In 2023, the Latinx Theatre Commons (LTC) received a Research Planning Grant from the Wallace Foundation. Two years earlier, the Wallace Foundation initiated a “five-year initiative intended to support arts organizations rooted in communities of color as they explore strategies for achieving organizational well-being.” The LTC became one of the eleven awardees in 2023, receiving a grant as part of the foundation’s multimillion dollar program devoted to “Field Studies by Arts Service Organizations Rooted in Communities of Color.” The grants were awarded for a range of projects, and the LTC’s Planning Grant funded the writing of a concept paper on the archival logics utilized for preserving Latine theatre history.
Over the course of the last ten months, more than a dozen scholars from the LTC worked collaboratively to co-author a concept paper on the archiving of Latine theatre. What is traditionally known as a white paper—a term coined based on the color of the paper itself—poses a problem and a solution within a specific field. The thirteen scholars worked together to define, historicize, and problematize the systems and ideologies that have categorized Latine theatre and Latine peoples, and to offer a definition for Latine theatre itself. Titled “Latinx Theatre Commons Wallace Planning Grant Concept Paper for Archiving Latine Theatre,” the concept paper includes histories, strategies, and suggestions for archiving Latine theatre in all its forms and technologies.
The concept paper is made openly available in an effort to share the information we gathered that is specific to Latine theatre in its own right and in hopes that it can be useful to others.
The scholars collaborated in pairs, working on discrete sections of the paper, and the co-principal investigators acted as developmental editors. We then shuffled the sections, and each pair of scholars reworked a section previously written by another pair, and the process continued as such. We met in person at the LTC’s tenth anniversary convening in March 2024 in Boston. The hours we spent together during and after the convening not only generated fresh, out-of-the-box ideas for forward-looking strategies but became the rare occurrence when we as a community of scholars came together physically in one room.
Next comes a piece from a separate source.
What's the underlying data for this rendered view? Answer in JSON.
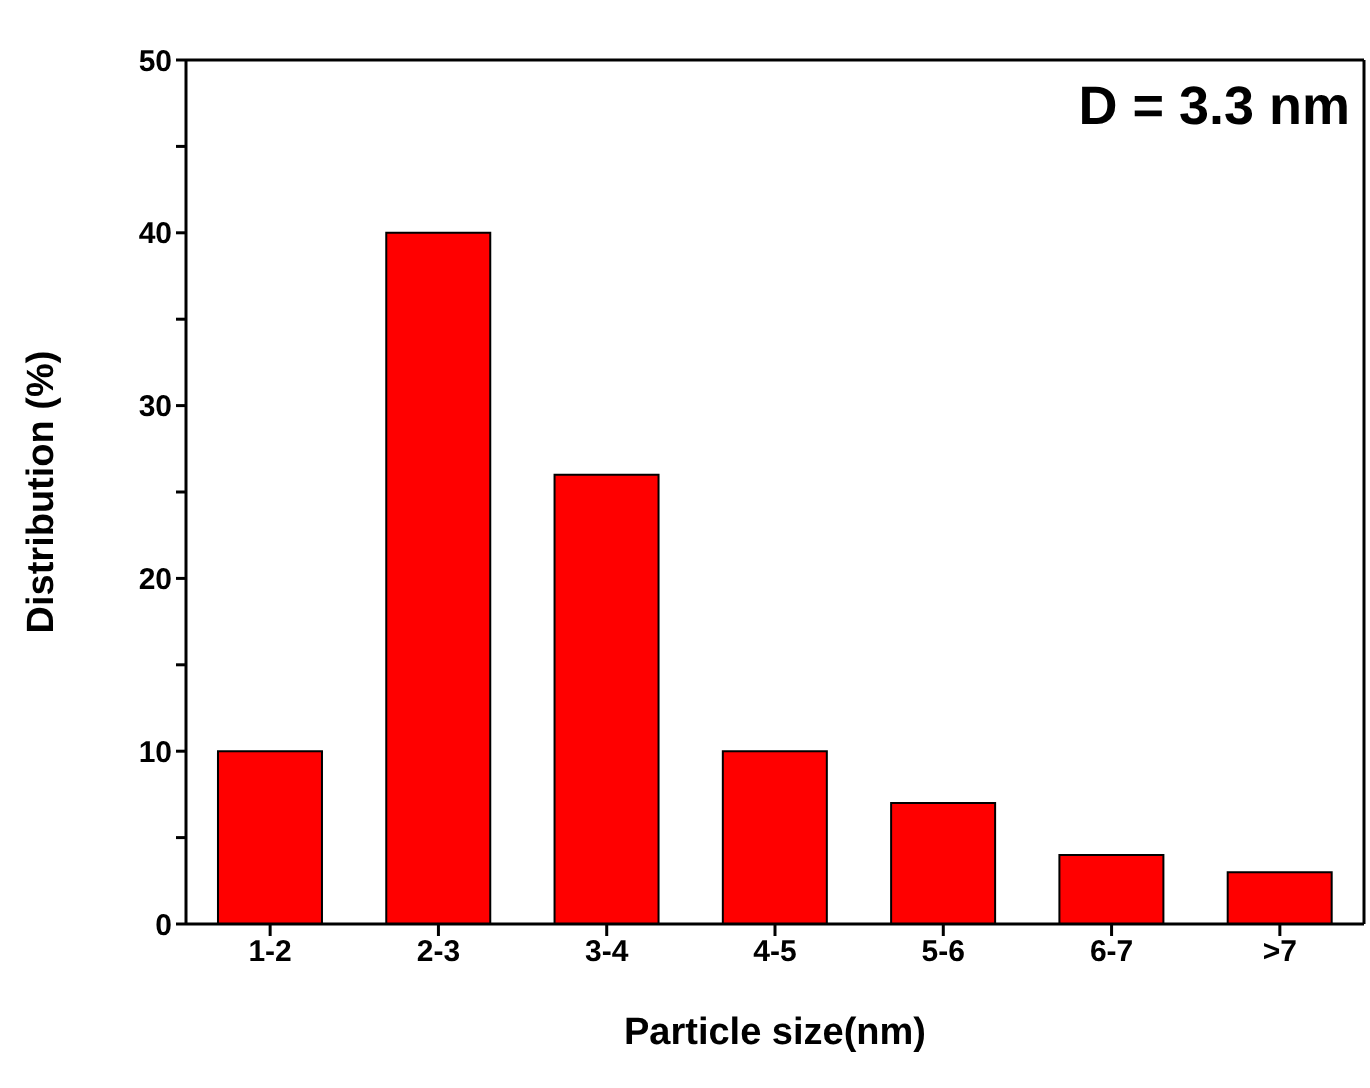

In April 2024, three of the project’s co-primary investigators, Lillian Manzor, Jacqueline Flores, and I (the fourth is Jorge Huerta) traveled to New York as part of the Wallace Foundation’s meeting of award recipients. It was the first-ever meeting of these Black, Indigenous, people of color (BIPOC) arts organizations, and we had the privilege of engaging in conversation with the other theatres, poetry collectives, and community arts organizations.